Tests used to diagnose Ebstein anomaly include:

  • Physical exam: Your healthcare professional may detect abnormal heart sounds such as a murmur, caused by blood leaking through the tricuspid valve.

  • Echocardiogram (Echo): The main test for diagnosis. It uses sound waves to create moving images of the heart, showing how the tricuspid valve is formed and how blood flows through it.

  • Electrocardiogram (ECG or EKG): This test records the heart’s electrical activity and can detect irregular heart rhythms, which are common in people with Ebstein anomaly.

  • Chest X-ray: Helps evaluate the size and shape of the heart and detect fluid buildup in the lungs.

  • Cardiac MRI: Provides detailed images of the heart’s structure and helps measure how well the right side of the heart is functioning.

  • Pulse oximetry: Measures oxygen levels in the blood, which can be lower in people with this condition.

  • Cardiac catheterization: In some cases, this test is used to measure pressures inside the heart and assess how well the heart is pumping.


Treatment

Treatment for Ebstein anomaly depends on the severity of symptoms, the extent of valve malfunction, and whether the heart rhythm is affected. Some people may not need treatment for years, while others require early intervention.

  • Observation and monitoring: Mild cases with few or no symptoms may only need regular checkups with a cardiologist, including periodic echocardiograms and ECGs to monitor heart function.

  • Medications:

    • Diuretics help remove excess fluid that can accumulate due to heart failure.

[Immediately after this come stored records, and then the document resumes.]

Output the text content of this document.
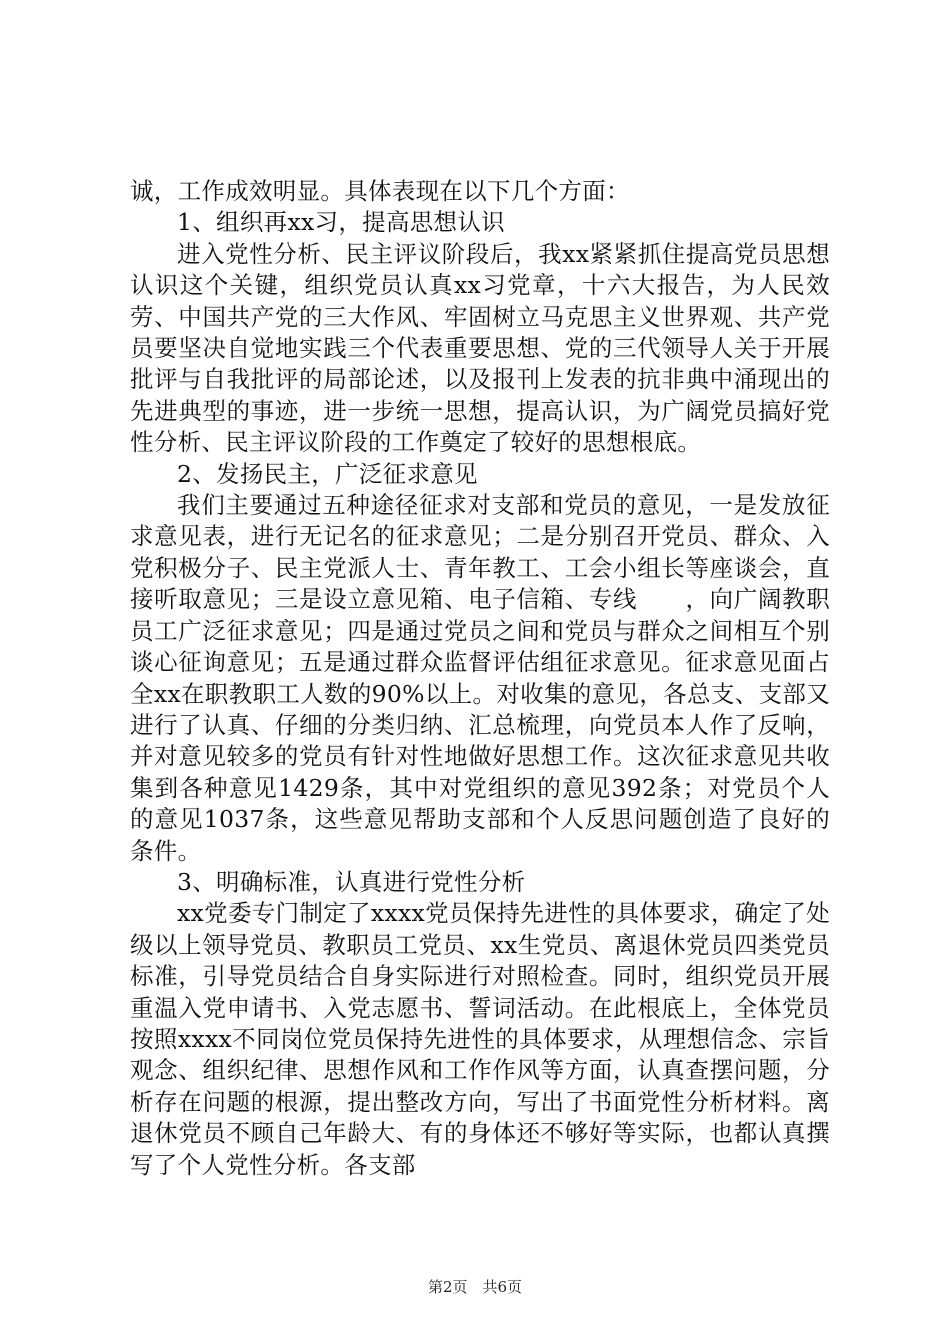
诚，工作成效明显。具体表现在以下几个方面：

1、组织再xx习，提高思想认识

进入党性分析、民主评议阶段后，我xx紧紧抓住提高党员思想认识这个关键，组织党员认真xx习党章，十六大报告，为人民效劳、中国共产党的三大作风、牢固树立马克思主义世界观、共产党员要坚决自觉地实践三个代表重要思想、党的三代领导人关于开展批评与自我批评的局部论述，以及报刊上发表的抗非典中涌现出的先进典型的事迹，进一步统一思想，提高认识，为广阔党员搞好党性分析、民主评议阶段的工作奠定了较好的思想根底。

2、发扬民主，广泛征求意见

我们主要通过五种途径征求对支部和党员的意见，一是发放征求意见表，进行无记名的征求意见；二是分别召开党员、群众、入党积极分子、民主党派人士、青年教工、工会小组长等座谈会，直接听取意见；三是设立意见箱、电子信箱、专线　　，向广阔教职员工广泛征求意见；四是通过党员之间和党员与群众之间相互个别谈心征询意见；五是通过群众监督评估组征求意见。征求意见面占全xx在职教职工人数的90%以上。对收集的意见，各总支、支部又进行了认真、仔细的分类归纳、汇总梳理，向党员本人作了反响，并对意见较多的党员有针对性地做好思想工作。这次征求意见共收集到各种意见1429条，其中对党组织的意见392条；对党员个人的意见1037条，这些意见帮助支部和个人反思问题创造了良好的条件。

3、明确标准，认真进行党性分析

xx党委专门制定了xxxx党员保持先进性的具体要求，确定了处级以上领导党员、教职员工党员、xx生党员、离退休党员四类党员标准，引导党员结合自身实际进行对照检查。同时，组织党员开展重温入党申请书、入党志愿书、誓词活动。在此根底上，全体党员按照xxxx不同岗位党员保持先进性的具体要求，从理想信念、宗旨观念、组织纪律、思想作风和工作作风等方面，认真查摆问题，分析存在问题的根源，提出整改方向，写出了书面党性分析材料。离退休党员不顾自己年龄大、有的身体还不够好等实际，也都认真撰写了个人党性分析。各支部

第2页　共6页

    • Anti-arrhythmic drugs help control irregular heart rhythms.

    • Oxygen therapy may be prescribed in cases with low oxygen levels.

  • Cardiac ablation: If you have recurring abnormal heart rhythms, a procedure called catheter ablation may be used to correct electrical conduction pathways in the heart.

  • Surgery: For moderate to severe cases, surgery may be needed to repair or replace the tricuspid valve or correct other associated heart defects.

    • Tricuspid valve repair: The surgeon reshapes or repositions the valve to allow better function.

    • Tricuspid valve replacement: In more severe cases, the damaged valve is replaced with a mechanical or biological valve.

    • Atrial septal defect (ASD) closure: If there’s a hole between the heart’s upper chambers, it may be closed during surgery.

  • Heart transplantation: In rare, severe cases where the heart is significantly weakened and other treatments are ineffective, a heart transplant may be considered.


Ongoing care

People with Ebstein anomaly often need lifelong follow-up with a cardiologist who specializes in congenital heart disease. Regular monitoring helps detect changes in heart function and manage complications such as arrhythmias or heart failure early.

Women with this condition who wish to become pregnant should consult a cardiologist before conception, as pregnancy can strain the heart and may require special management.

With appropriate treatment and ongoing care, many individuals with Ebstein anomaly can lead active, fulfilling lives.